As Rose makes it clear that she wants more from life than the village they grew up in and a continuation of their parents’ traditions, Obi joins the army.  His intention is to impress her with the seriousness of the career, hoping that the muscles and discipline that come from the rigorous training (as well as the uniform!) might help his cause.  It’s a choice made in a time of peace that will prove to have huge consequences as the Second World War begins and as Nigerian and African troops are called up, eventually taking Obi to Sierra Leone and Burma.   

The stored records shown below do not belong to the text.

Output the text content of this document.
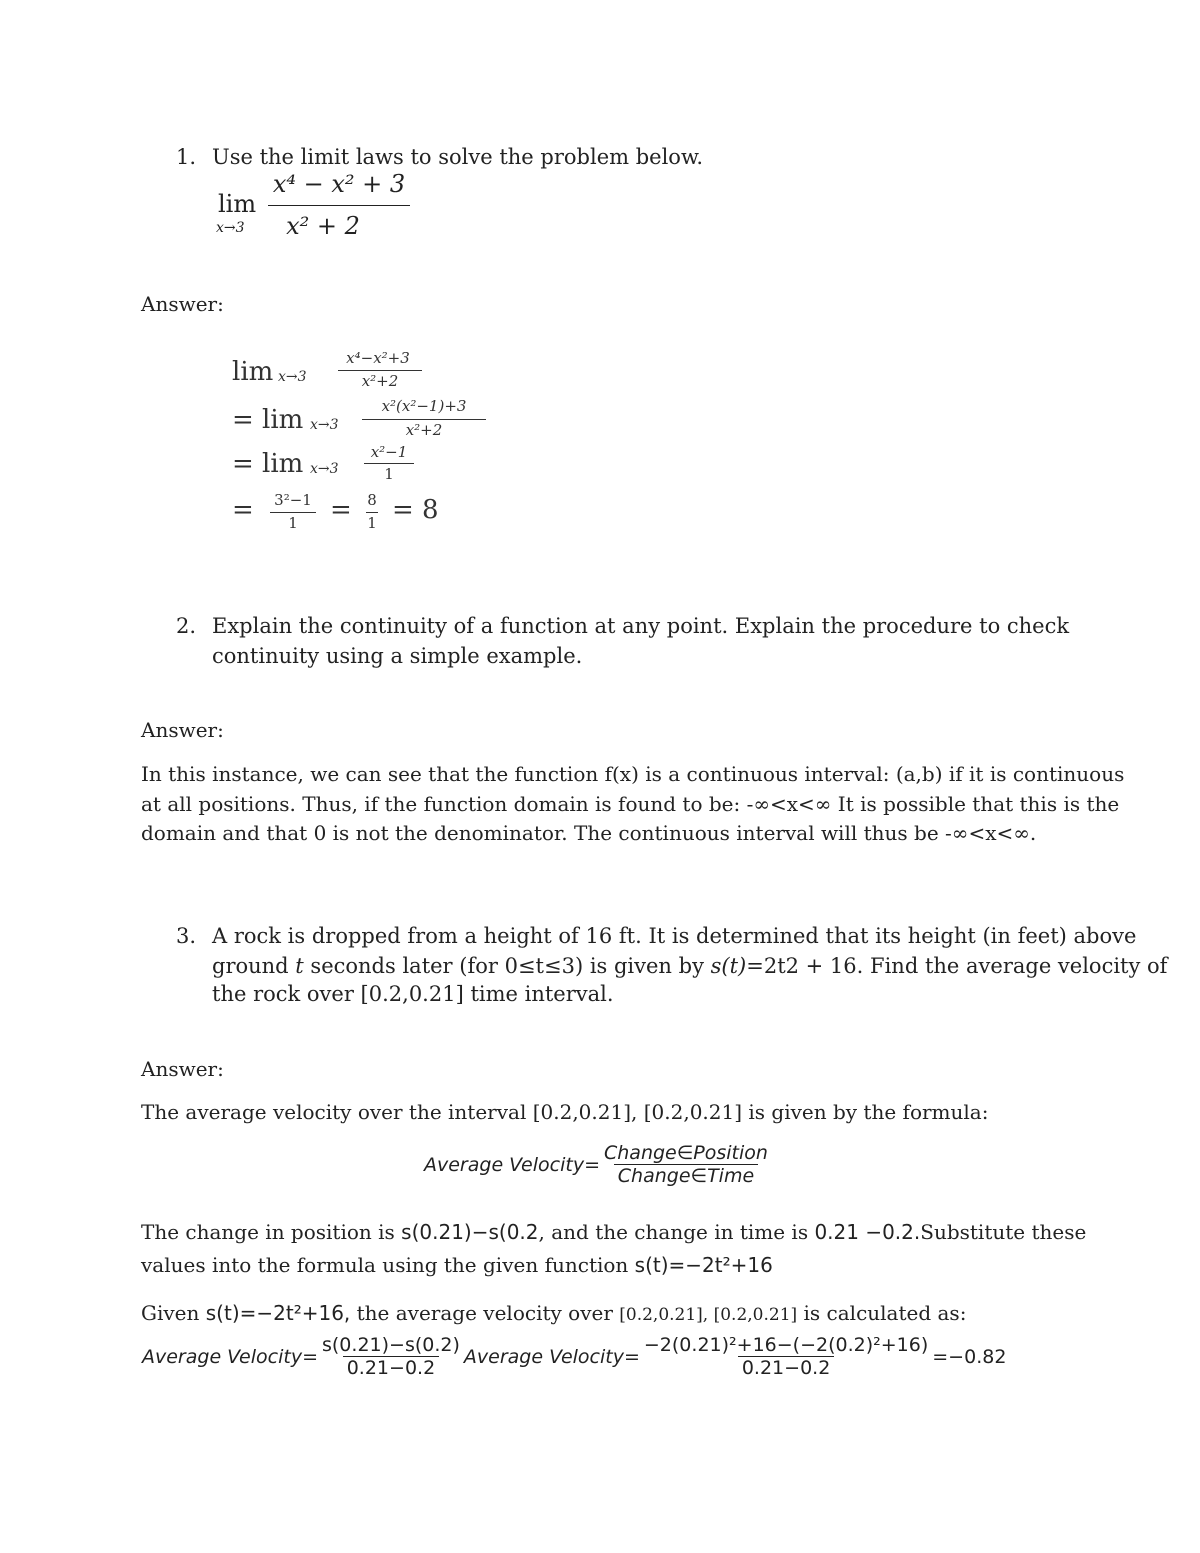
1. Use the limit laws to solve the problem below.
lim
x→3
x⁴ − x² + 3
x² + 2
Answer:
lim x→3
x⁴−x²+3
x²+2
= lim x→3
x²(x²−1)+3
x²+2
= lim x→3
x²−1
1
=	3²−1
1	= 8
1 = 8
2. Explain the continuity of a function at any point. Explain the procedure to check
continuity using a simple example.
Answer:
In this instance, we can see that the function f(x) is a continuous interval: (a,b) if it is continuous
at all positions. Thus, if the function domain is found to be: -∞<x<∞ It is possible that this is the
domain and that 0 is not the denominator. The continuous interval will thus be -∞<x<∞.
3. A rock is dropped from a height of 16 ft. It is determined that its height (in feet) above
ground t seconds later (for 0≤t≤3) is given by s(t)=2t2 + 16. Find the average velocity of
the rock over [0.2,0.21] time interval.
Answer:
The average velocity over the interval [0.2,0.21], [0.2,0.21] is given by the formula:
Average Velocity= $\frac{\text{Change∈Position}}{\text{Change∈Time}}$
The change in position is s(0.21)−s(0.2, and the change in time is 0.21 −0.2.Substitute these
values into the formula using the given function s(t)=−2t²+16
Given s(t)=−2t²+16, the average velocity over [0.2,0.21], [0.2,0.21] is calculated as:
Average Velocity= $\frac{s(0.21)-s(0.2)}{0.21-0.2}$ Average Velocity= $\frac{\text{−2(0.21)²+16−(−2(0.2)²+16)}}{0.21-0.2} =-0.82$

We only see Rose through Obi’s eyes, and I thought that Amaka did well to avoid portraying what could have been a one-sided, rose-tinted view of her.  While Obi’s feelings never wane, we see her as she is – a beautiful, intelligent, and ambitious individual with aspirations that Obi doesn’t understand and can’t deliver.  His desire for her becomes increasingly palpable, even as he tells her how she feels and she turns him down repeatedly, not even taking him seriously at first. I found her to be a little dismissive of Obi and his obvious feelings, although she stops short of being cruel to him.  A shift occurs when she falls pregnant and Obi, always happy to help others, offers to marry her and claim the child as his own to save her reputation – something to which she reluctantly agrees. 

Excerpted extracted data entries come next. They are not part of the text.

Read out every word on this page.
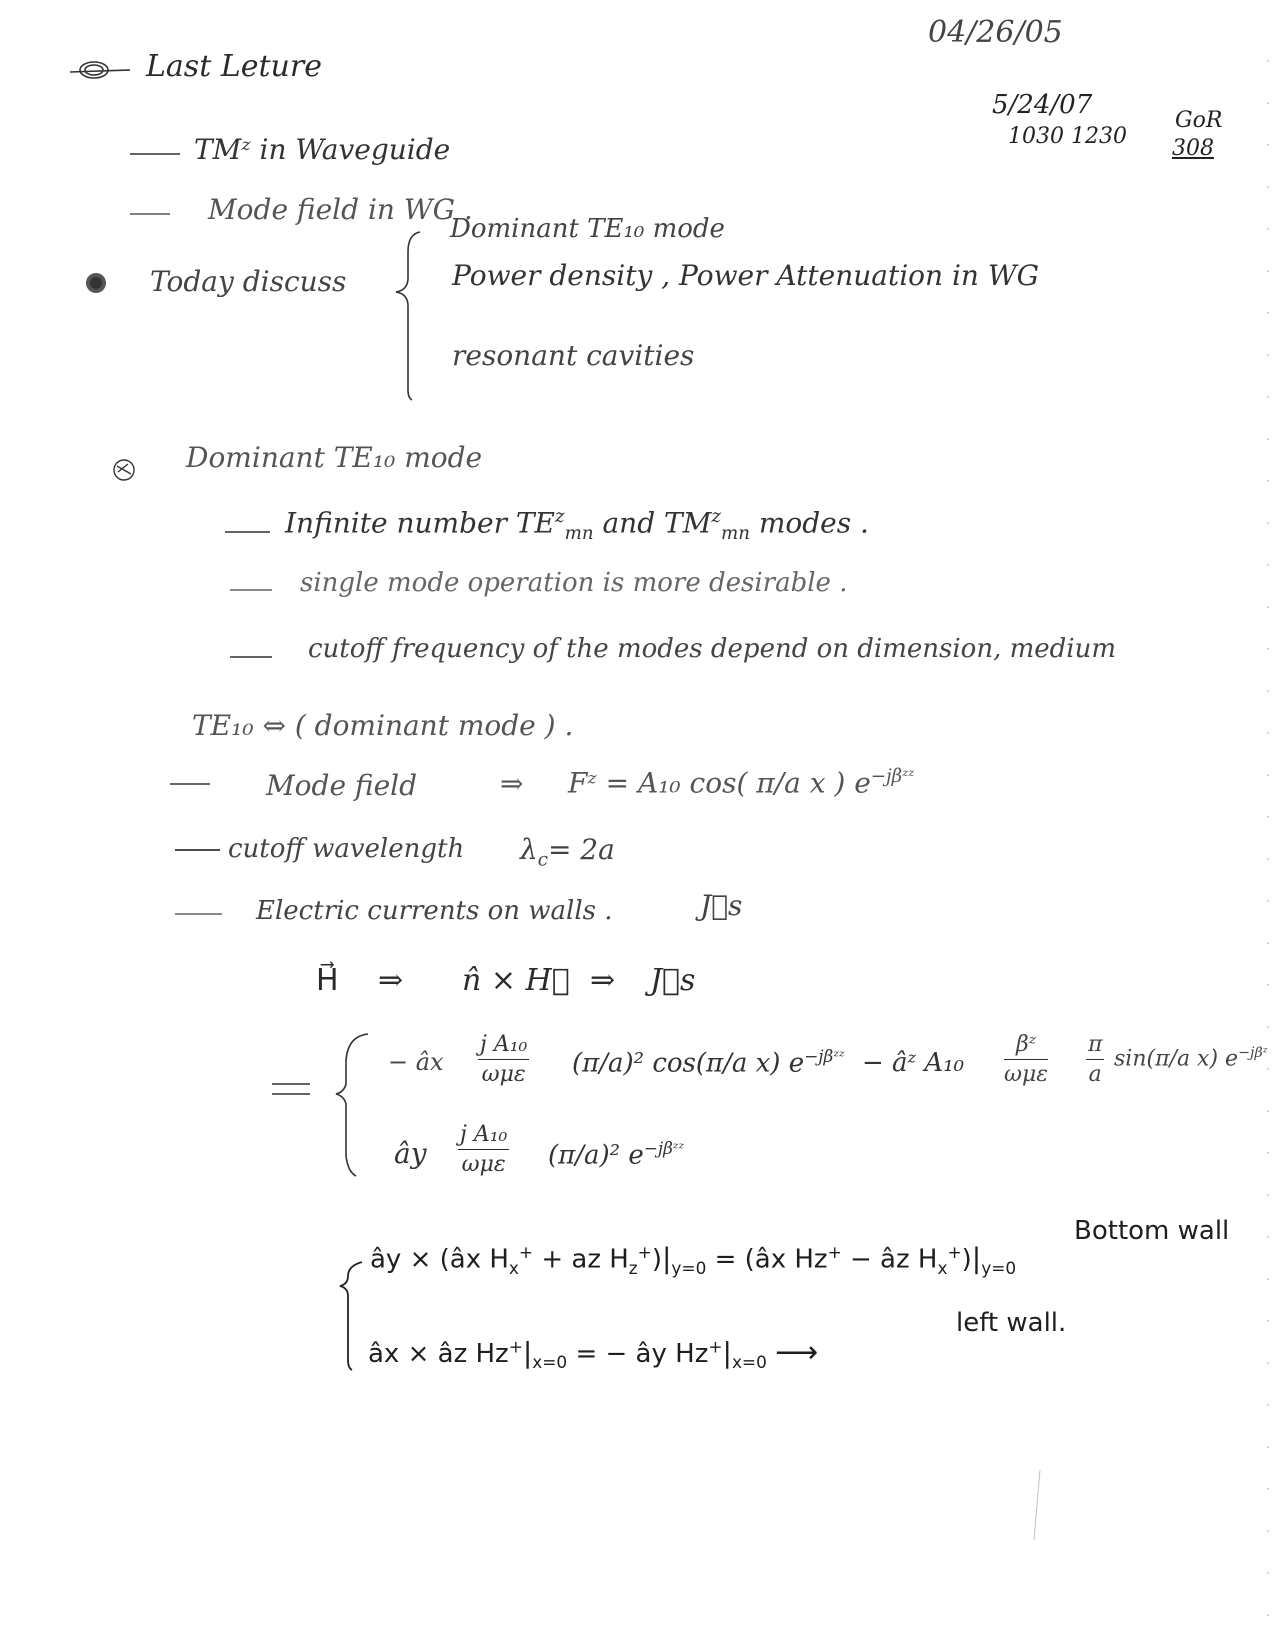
04/26/05
5/24/07
1030 1230
GoR
308
Last Leture
TMᶻ in Waveguide
Mode field in WG .
Today discuss
Dominant TE₁₀ mode
Power density , Power Attenuation in WG
resonant cavities
Dominant TE₁₀ mode
Infinite number $TE^z_{mn}$ and $TM^z_{mn}$ modes .
single mode operation is more desirable .
cutoff frequency of the modes depend on dimension, medium
TE₁₀ ⇔ ( dominant mode ) .
Mode field	⇒ Fᶻ = A₁₀ cos( π/a x ) $e^{-j\beta ᶻᶻ}$
cutoff wavelength $\lambda_c= 2a$
Electric currents on walls .	J⃗s
H⃗ ⇒ n̂ × H⃗ ⇒ J⃗s
− âx
j A₁₀
ωμε (π/a)² cos(π/a x) $e^{-j\beta ᶻᶻ}$ − âᶻ A₁₀
βᶻ
ωμε $\frac{\pi}{a} \sin(\pi/a$ x) $e^{-j\beta ᶻ}$
ây
j A₁₀
ωμε (π/a)² $e^{-j\beta ᶻᶻ}$
ây × (âx $H_x^+$ + az $H_z^+)|_{y=0}$ = (âx Hz+ − âz $H_x^+)|_{y=0}$
Bottom wall
âx × âz $Hz^+|_{x=0}$ = − ây $Hz^+|_{x=0}$ ⟶
left wall.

Through the child that Obi takes on, Amaka adds an element of mystery to the novel.  Rose refuses to say who the father is, leaving Obi to suspect all of those around them, and their childhood friends in particular.  I’m not sure that this was the intention, but I found that Obi’s constant attempts to guess and get Rose to confess added an element of light-heartedness to the novel at the first, although it takes on a different note as the novel progresses.  Obi does eventually discover the identity of the father, and I think at that point, he’d rather not have known. Ignorance is bliss, after all. 

Throughout the novel, Amaka highlights the inequalities between those fighting in the War.  Obi and his fellow countrymen were paid less than their white counterparts and held lower ranks irrespective of their competence.  Even after the War ends, it takes Obi several months longer than necessary to get home from Burma, transport being prioritised for the white soldiers stationed there.  I found it interesting that sparks of rebellion against the colonisation of their country become increasingly apparent following the War, partially stemming from the inequalities experienced there, although some – not Obi – were clearly having thoughts along those lines prior to the conflict. 

Rose and the Burma Sky is an extremely enjoyable novel that has an intriguing mystery, a somewhat one-sided love story, and an exploration of the inequalities of the soldiers fighting in World War Two.  It’s a novel that I highly recommend for those interested in the period, and particularly those looking for a different perspective to many novels set in this period.